In this second parody of concert dance, the cast, having re-entered seriously, dressed in black, sit with their assorted orchestral instruments, and produce a Cageian symphony for a solo dancer, equally sever and affected. This morphs into a scat singing duet, and then a frightening/funny scat screaming solo by formerly sweet Shirley Temple-esque Diane Busutill—while she beats on Nir De-Volff, nearly twice her size. Her descent into hysterical madness is complete; and she takes the audience down with her.

All of this unfolds on a stage with a second-tier modular set designed by Patrice Wisniewski that has three doorways and three other full length openings covered by pull shades and/or curtains. Two detachable rectangular frames with sliding plexiglass doors are locked into place on this upper level, and used to showcase musicians and naked torsos; later they are moved together and, with blue lighting and a fishy-acting bunch of the dorks, it projects aquarium. A wooden stepped bar is moved around downstage left, with performers falling down, behind, and over it throughout the evening. And a platform with a waiting drumset looming in the limited flyspace upstage right ultimately has its moment.

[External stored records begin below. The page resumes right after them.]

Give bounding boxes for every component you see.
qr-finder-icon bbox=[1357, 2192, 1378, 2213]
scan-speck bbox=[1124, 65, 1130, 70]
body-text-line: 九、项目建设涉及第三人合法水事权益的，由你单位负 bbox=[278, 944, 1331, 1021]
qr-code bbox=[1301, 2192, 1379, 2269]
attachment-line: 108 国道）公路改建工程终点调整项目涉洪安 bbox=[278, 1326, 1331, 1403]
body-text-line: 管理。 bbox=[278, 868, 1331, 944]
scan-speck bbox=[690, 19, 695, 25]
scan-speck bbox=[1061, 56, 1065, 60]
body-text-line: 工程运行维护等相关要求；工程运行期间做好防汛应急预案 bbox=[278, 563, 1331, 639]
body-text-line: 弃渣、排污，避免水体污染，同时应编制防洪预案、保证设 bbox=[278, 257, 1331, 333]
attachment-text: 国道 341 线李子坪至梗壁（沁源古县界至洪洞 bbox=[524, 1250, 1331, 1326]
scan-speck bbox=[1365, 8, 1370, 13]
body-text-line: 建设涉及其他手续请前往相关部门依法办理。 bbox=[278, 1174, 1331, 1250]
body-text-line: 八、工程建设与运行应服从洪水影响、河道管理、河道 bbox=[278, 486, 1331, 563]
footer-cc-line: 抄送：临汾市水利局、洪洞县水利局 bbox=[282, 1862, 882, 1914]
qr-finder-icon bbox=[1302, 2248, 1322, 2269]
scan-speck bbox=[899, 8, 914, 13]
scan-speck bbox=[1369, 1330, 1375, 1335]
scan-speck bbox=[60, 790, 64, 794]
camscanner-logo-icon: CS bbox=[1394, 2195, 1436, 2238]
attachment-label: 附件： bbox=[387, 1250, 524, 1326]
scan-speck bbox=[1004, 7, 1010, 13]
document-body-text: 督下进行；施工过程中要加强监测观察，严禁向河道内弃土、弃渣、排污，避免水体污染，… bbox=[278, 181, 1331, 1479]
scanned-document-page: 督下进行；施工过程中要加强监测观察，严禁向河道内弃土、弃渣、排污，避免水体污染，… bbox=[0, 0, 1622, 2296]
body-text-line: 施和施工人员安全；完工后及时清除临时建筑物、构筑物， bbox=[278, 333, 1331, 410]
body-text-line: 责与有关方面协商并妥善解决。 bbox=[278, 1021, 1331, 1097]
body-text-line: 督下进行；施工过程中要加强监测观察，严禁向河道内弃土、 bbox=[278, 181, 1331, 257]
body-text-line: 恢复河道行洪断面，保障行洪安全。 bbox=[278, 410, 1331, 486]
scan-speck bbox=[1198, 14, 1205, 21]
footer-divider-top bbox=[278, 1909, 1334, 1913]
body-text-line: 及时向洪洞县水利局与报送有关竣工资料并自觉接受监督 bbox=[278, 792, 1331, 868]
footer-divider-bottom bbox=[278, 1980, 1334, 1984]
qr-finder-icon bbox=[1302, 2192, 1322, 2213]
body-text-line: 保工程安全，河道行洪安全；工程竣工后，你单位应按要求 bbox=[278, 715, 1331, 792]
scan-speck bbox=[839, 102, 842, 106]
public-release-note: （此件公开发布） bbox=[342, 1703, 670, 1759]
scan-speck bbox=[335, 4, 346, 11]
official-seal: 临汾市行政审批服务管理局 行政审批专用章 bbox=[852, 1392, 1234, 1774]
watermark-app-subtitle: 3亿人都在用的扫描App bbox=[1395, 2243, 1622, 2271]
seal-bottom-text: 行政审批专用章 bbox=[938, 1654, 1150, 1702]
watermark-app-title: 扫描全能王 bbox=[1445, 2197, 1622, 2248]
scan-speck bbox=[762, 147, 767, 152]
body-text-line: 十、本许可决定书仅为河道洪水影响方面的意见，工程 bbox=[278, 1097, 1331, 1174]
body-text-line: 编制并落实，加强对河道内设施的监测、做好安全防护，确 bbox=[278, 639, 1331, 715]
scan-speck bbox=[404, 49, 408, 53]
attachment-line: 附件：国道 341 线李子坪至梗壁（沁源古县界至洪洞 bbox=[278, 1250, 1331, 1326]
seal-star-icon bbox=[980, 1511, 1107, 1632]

It’s hard not to think of Pina Bausch, whose tanzteatr works are familiar fare to New Yorkers from her prolific appearances at BAM’s Next Wave festival.

Macras has tapped the same network, albeit into a younger, less grandiose vein, more along the axis of a global digital consciousness of copied, recycled, and re-mediated everything. The cast who collaborate on the writing come from all over the E.U., and from Australia, Mexico, and Canada; the choreographer is originally from Argentina. “Back to the Present” seemed to reflect that; it didn’t transmit as “European” but as international—not anti-American, but as an impressive manifestation of Berlin’s artistic melting pot.